What about arms? the right to bear and use in self defense? I only see the militia thing mentioned but nothing about ownership of weapons.

Well, just a few minor quibbles, but a good start on the road to anarchy!

Konrad

3/05/2013 10:35:00 am  
Blogger Richard McGrath said...

Thanks for the thoughtful response, Konrad.

"This is a good start, but how about people who do not wish to participate in this government? How will they be treated?"

As long as they didn't use force against anyone else, I don't anyone would mind.

"Also, I must respectfully disagree that defamation is a crime."

It would probably be a matter for the civil courts if one chose to prosecute - and it would be up to the complainant to prove damage was done.

"Also how would the government be funded? If it is by donation what would happen if there are not sufficient funds to pay the salary of Govt employees?"

Then the govt employees would have to earn a crust some other way. Remember the justice system would probably be a much smaller beast than the current one as most disputes could be settled without needing to use the official state courts, which would be run on a "loser pays" basis.
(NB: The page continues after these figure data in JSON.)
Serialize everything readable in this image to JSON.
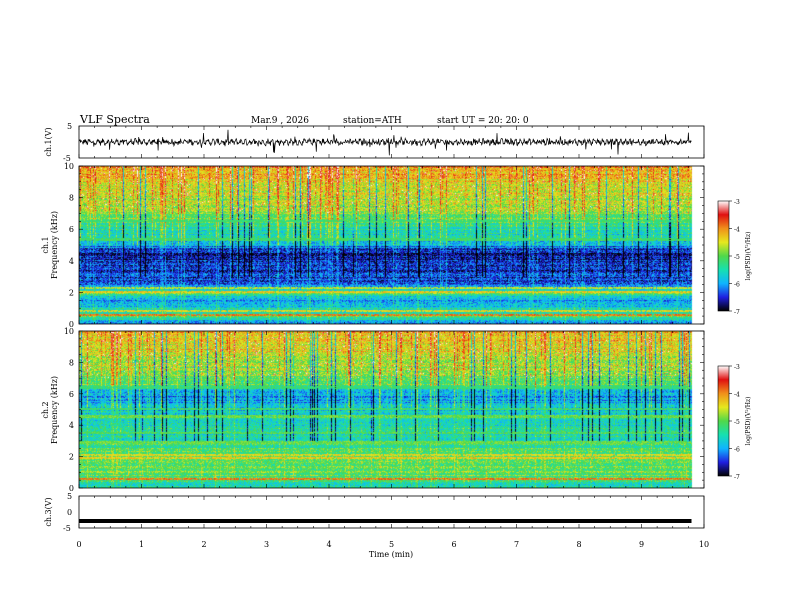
{
  "header": {
    "title": "VLF  Spectra",
    "date": "Mar.9   , 2026",
    "station": "station=ATH",
    "start_ut": "start  UT  =    20: 20: 0"
  },
  "chart_data": [
    {
      "type": "line",
      "name": "ch1-waveform",
      "ylabel": "ch.1(V)",
      "ylim": [
        -5,
        5
      ],
      "yticks": [
        "5",
        "-5"
      ],
      "xlim": [
        0,
        10
      ],
      "baseline": 0,
      "data_end_min": 9.8
    },
    {
      "type": "heatmap",
      "name": "ch1-spectrogram",
      "ylabel": "ch.1\nFrequency  (kHz)",
      "ylabel_lines": [
        "ch.1",
        "Frequency  (kHz)"
      ],
      "ylim": [
        0,
        10
      ],
      "yticks": [
        "0",
        "2",
        "4",
        "6",
        "8",
        "10"
      ],
      "xlim": [
        0,
        10
      ],
      "data_end_min": 9.8,
      "colorbar": {
        "label": "log(PSD)(V²/Hz)",
        "range": [
          -7,
          -3
        ],
        "ticks": [
          "-3",
          "-4",
          "-5",
          "-6",
          "-7"
        ]
      },
      "profile_khz_level": [
        [
          0,
          -6.3
        ],
        [
          0.4,
          -5.2
        ],
        [
          0.9,
          -5.5
        ],
        [
          1.5,
          -6.1
        ],
        [
          2.0,
          -5.0
        ],
        [
          2.4,
          -6.2
        ],
        [
          3.0,
          -6.4
        ],
        [
          3.6,
          -6.6
        ],
        [
          4.5,
          -6.6
        ],
        [
          5.2,
          -5.8
        ],
        [
          6.0,
          -5.4
        ],
        [
          7.0,
          -4.9
        ],
        [
          8.0,
          -4.6
        ],
        [
          9.0,
          -4.3
        ],
        [
          10.0,
          -4.1
        ]
      ],
      "lines_khz": [
        [
          0.55,
          -3.9
        ],
        [
          0.8,
          -4.4
        ],
        [
          2.05,
          -4.3
        ],
        [
          2.3,
          -4.6
        ],
        [
          5.35,
          -5.1
        ],
        [
          6.5,
          -5.2
        ]
      ]
    },
    {
      "type": "heatmap",
      "name": "ch2-spectrogram",
      "ylabel": "ch.2\nFrequency  (kHz)",
      "ylabel_lines": [
        "ch.2",
        "Frequency  (kHz)"
      ],
      "ylim": [
        0,
        10
      ],
      "yticks": [
        "0",
        "2",
        "4",
        "6",
        "8",
        "10"
      ],
      "xlim": [
        0,
        10
      ],
      "data_end_min": 9.8,
      "colorbar": {
        "label": "log(PSD)(V²/Hz)",
        "range": [
          -7,
          -3
        ],
        "ticks": [
          "-3",
          "-4",
          "-5",
          "-6",
          "-7"
        ]
      },
      "profile_khz_level": [
        [
          0,
          -5.6
        ],
        [
          0.5,
          -5.2
        ],
        [
          1.0,
          -5.0
        ],
        [
          2.0,
          -5.1
        ],
        [
          3.0,
          -5.4
        ],
        [
          3.5,
          -5.5
        ],
        [
          4.0,
          -5.5
        ],
        [
          4.8,
          -5.6
        ],
        [
          5.5,
          -5.9
        ],
        [
          6.0,
          -6.1
        ],
        [
          6.6,
          -5.0
        ],
        [
          7.5,
          -4.8
        ],
        [
          8.5,
          -4.5
        ],
        [
          10.0,
          -4.2
        ]
      ],
      "lines_khz": [
        [
          0.55,
          -3.9
        ],
        [
          1.9,
          -4.3
        ],
        [
          2.1,
          -4.4
        ],
        [
          2.9,
          -4.9
        ],
        [
          3.5,
          -5.0
        ],
        [
          4.55,
          -4.9
        ],
        [
          5.05,
          -5.1
        ],
        [
          6.4,
          -5.2
        ]
      ]
    },
    {
      "type": "line",
      "name": "ch3-waveform",
      "ylabel": "ch.3(V)",
      "ylim": [
        -5,
        5
      ],
      "yticks": [
        "5",
        "0",
        "-5"
      ],
      "xlim": [
        0,
        10
      ],
      "baseline": -2.8,
      "data_end_min": 9.8,
      "xlabel": "Time  (min)",
      "xticks": [
        "0",
        "1",
        "2",
        "3",
        "4",
        "5",
        "6",
        "7",
        "8",
        "9",
        "10"
      ]
    }
  ],
  "colors": {
    "colormap": [
      "#000000",
      "#1f1fe0",
      "#0fb4ff",
      "#17e0b0",
      "#50d84a",
      "#e6e81e",
      "#f0901a",
      "#e01010",
      "#ffffff"
    ]
  }
}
"What about arms? the right to bear and use in self defense? I only see the militia thing mentioned but nothing about ownership of weapons."

Appropriate self defence is permitted. Firearms aren't mentioned because people have an implicit right to own them. So implicit it doesn't rate a mention.

"Well, just a few minor quibbles, but a good start on the road to anarchy!"

Indeed, although our goal is the smallest possible minarchy.

3/05/2013 06:53:00 pm  
Blogger Konrad Kathan said...

Thanks for your reply Richard.

You are right about defamation... hadn't thought that one through completely...

Thanks for clearing that up, I was just a little confused about the document not mentioning arms, but you are right, I guess it includes anything really that can be used for self defense...

Well, I am an an-cap at heart, but if we can achieve the minarchy you propose here I will heartily cheer and help (the helping bit will happen anyway, irregardless of success, much easier now that I am settling down.)!

Konrad

3/06/2013 01:23:00 am  
Anonymous Tim Ng said...

Hello Richard. My reading of Section VII of the Bill of Rights precludes the use of fines altogether, as a fine could be considered an involuntary contribution. Hence should fines still be included in Section G of the Bill of Due Process?